Wednesday, June 9, 2010

Father's figure

Many of the self help group people advise to believe in a Higher Power. Have faith. The Higher Power loves you. And it may be true.
It's just this blind act of having faith that I don't trust. I had faith before, in the greatness of the Higher Power. Look where it got me: my father abused me and told me I was a sinner.
Incidentally, my father believes in a Higher Power. He goes to church every Sunday, he fasts and he keeps every Christian holiday as if it were his last.
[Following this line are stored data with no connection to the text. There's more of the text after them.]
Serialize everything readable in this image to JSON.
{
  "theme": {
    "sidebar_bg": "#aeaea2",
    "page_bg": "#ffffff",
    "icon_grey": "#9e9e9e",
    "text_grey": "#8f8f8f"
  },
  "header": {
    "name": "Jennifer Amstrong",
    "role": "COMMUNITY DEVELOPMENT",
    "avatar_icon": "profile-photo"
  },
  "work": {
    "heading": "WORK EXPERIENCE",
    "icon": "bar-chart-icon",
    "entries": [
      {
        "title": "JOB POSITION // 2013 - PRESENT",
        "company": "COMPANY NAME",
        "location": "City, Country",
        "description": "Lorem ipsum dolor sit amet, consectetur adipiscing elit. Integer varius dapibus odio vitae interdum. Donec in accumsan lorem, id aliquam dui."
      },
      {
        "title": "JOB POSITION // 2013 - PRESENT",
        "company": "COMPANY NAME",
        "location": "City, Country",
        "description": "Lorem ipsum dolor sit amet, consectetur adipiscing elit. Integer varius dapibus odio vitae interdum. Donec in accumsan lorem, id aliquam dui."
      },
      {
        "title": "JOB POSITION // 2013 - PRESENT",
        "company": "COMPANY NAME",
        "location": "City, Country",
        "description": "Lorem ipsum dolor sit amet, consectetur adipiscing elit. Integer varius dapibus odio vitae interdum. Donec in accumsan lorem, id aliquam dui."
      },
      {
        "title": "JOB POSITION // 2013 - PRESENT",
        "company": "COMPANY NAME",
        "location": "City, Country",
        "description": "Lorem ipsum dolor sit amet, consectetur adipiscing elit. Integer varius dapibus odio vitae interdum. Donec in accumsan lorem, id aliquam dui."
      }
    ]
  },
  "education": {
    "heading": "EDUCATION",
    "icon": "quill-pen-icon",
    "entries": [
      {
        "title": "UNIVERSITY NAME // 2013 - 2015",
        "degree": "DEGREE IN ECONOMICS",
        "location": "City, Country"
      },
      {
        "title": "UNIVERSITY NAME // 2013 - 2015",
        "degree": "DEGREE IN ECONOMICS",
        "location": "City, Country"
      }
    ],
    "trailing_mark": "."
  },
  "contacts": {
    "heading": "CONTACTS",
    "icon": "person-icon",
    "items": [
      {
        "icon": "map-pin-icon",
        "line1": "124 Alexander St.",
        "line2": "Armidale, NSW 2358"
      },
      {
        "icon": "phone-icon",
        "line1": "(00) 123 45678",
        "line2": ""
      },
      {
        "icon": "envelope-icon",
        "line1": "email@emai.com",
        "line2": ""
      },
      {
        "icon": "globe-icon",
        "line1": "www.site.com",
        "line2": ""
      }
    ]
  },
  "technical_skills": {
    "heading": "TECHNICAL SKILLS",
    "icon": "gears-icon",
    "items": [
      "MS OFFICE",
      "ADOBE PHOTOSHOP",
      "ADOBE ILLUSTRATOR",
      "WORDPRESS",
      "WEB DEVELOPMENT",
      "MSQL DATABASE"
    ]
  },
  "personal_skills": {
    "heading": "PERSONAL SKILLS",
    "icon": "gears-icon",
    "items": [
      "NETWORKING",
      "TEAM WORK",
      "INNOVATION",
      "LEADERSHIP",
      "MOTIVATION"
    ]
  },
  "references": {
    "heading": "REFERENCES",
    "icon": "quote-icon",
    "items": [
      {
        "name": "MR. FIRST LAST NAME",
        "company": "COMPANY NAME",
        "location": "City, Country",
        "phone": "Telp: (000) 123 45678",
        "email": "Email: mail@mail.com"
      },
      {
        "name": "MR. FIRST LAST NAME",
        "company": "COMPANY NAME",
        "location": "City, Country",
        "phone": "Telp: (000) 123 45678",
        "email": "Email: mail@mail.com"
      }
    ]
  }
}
Now, forgive me if I don't care to worship the same Higher Power that he worships. I look like my father and I hate those biological traits that I share with him. All my life I wanted to be so different from him, to convince myself that him and I have nothing in common. I evolved as a species, I got smarter, I refuse to have anything in common with that man. Yet, every time I look in the mirror, I remember him. I am his daughter. I am trapped. In hell. With my father. And a long time ago, I desperately wanted him to love me and stop hurting me. Why is this Higher Power so cruel? Where do I find the strength to have that blind faith? I have fear, not faith. I have fear of my father. I have fear that other "worthy" men, may hurt me. I have fear that this Higher Power is as elusive as the love I never received from my father. I can't have faith. Too busy defending myself. Am I becoming like my father in that respect?
Because all of us are worthy in the eyes of the higher power. Even my father. Is there a chance that my soul will meet his again? I hope not. His soul sucks.